In the context of the leadership of design, there are still substantial hurdles to extend the reach of design beyond its traditional role in product development to ultimately influence organisational culture. Within traditional development projects, design has been focussed upon time dependent, solution focussed, tangible project outcomes. Such instances may result in innovative and creative solutions but these activities may fall short of connecting with organisational cultural change. Without continued organisational support, the utilisation, implementation and ultimately effectiveness of design are limited (Topalian, 2002). The disconnect between disciplines, in particular design and dominant business disciplines such as marketing, is a barrier to integration of design into business culture (Drews, 2009; Bessant, et al, 2005; Beverland, 2005; Filson & Lewis, 2000) thus there is a clear need for the entire organisation to resonate with designerly ways of thinking (Dunne & Martin, 2006; Martin, 2009; Lockwood 2009) if they are to maximise benefits.

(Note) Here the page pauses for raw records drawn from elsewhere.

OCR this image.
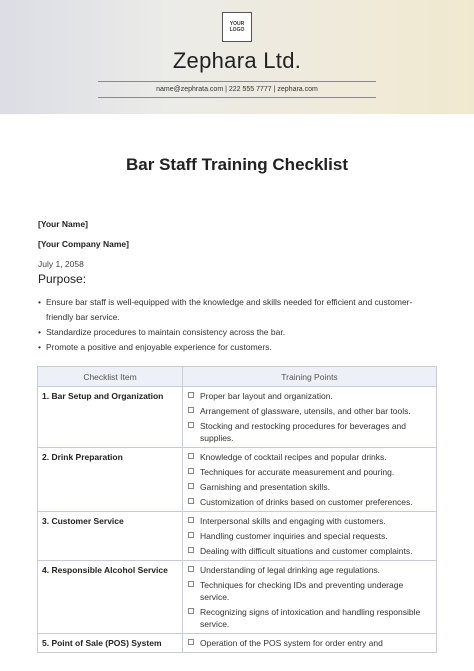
YOUR
LOGO
Zephara Ltd.
name@zephrata.com | 222 555 7777 | zephara.com
Bar Staff Training Checklist
[Your Name]
[Your Company Name]
July 1, 2058
Purpose:
• Ensure bar staff is well-equipped with the knowledge and skills needed for efficient and customer-friendly bar service.
• Standardize procedures to maintain consistency across the bar.
• Promote a positive and enjoyable experience for customers.
Checklist Item	Training Points
1. Bar Setup and Organization	Proper bar layout and organization.
Arrangement of glassware, utensils, and other bar tools.
Stocking and restocking procedures for beverages and supplies.

2. Drink Preparation	Knowledge of cocktail recipes and popular drinks.
Techniques for accurate measurement and pouring.
Garnishing and presentation skills.
Customization of drinks based on customer preferences.

3. Customer Service	Interpersonal skills and engaging with customers.
Handling customer inquiries and special requests.
Dealing with difficult situations and customer complaints.

4. Responsible Alcohol Service	Understanding of legal drinking age regulations.
Techniques for checking IDs and preventing underage service.
Recognizing signs of intoxication and handling responsible service.

5. Point of Sale (POS) System	Operation of the POS system for order entry and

Although there are increasing calls for organisations to become design driven (and ultimately design led) (see Jenkins (2009) for example) through engagement with concepts such as design thinking, design-driven innovation, and designerly doing (Brown, 2009; Verganti, 2009; Neumeier, 2008; Fraser, 2006), organisational culture often remains resistant to such change. There is little guidance for organisations in how to adopt a more designerly approach in specific sectoral contexts - particularly challenging when this is an alien culture to how they operate. Leadership of design in such situations is fraught with danger. There is a need for sector specific understanding of design adoption across a range of different contexts (Collins, 2010) to ensure that research is relevant to the needs of specific industry. Where organisations have adopted designerly approaches, the lack of guidance with regard to how to navigate and lead such change through design has resulted in an ad hoc adoption of design thinking and design-driven innovation perspectives.
This paper aims to investigate the adoption challenges of designerly approaches within brand development in the fast moving consumer goods (FMCG) sector and proposes a framework to support the connection of designerly approaches to organisational cultural change. It provides leaders with an understanding of FMCG sector specific challenges and a route map to support organisations though such change.
FMCG brands pervade our everyday life in the form of consumer packaged goods yet Olins (2007) claims that the industry has a propensity to stick with the status-quo in terms of brand development processes. Page and Thorsteinsson (2011) indicate constraints in FMCG brand development: 1) complicated manufacturing and product development mechanism due to the relationship to logistics and detailed regulatory requirements, 2) the limited capacity for the integration of internal and external parties into the brand development process. These characteristics – limited capacity to integrate internal and external stakeholders combined with a production are considered to inhibit the FMCG industry from adoption of designerly approaches which can ultimately result in innovative solutions. Hence, it is imperative to understand what impedes integration of designerly approaches into FMCG industry and to envisage the benefits of designerly approaches into brand development. Two key research questions are be considered: 1) What is a role of design in the FMCG industry? and 2) What are the barriers and drivers to the adoption of designerly approaches in the FMCG industry?
A pragmatic investigation into the ways of employing design and underlying features in FMCG industry from multi-faceted perspectives is presented in three phases: firstly, content analysis identifies the features that underpin a new role for design in the organisation; secondly, quantitative data from an online-survey identifies current ways of employing designerly approaches in the FMCG industry, and finally a follow-up qualitative approach was adopted to explain underlying factors which influence the results.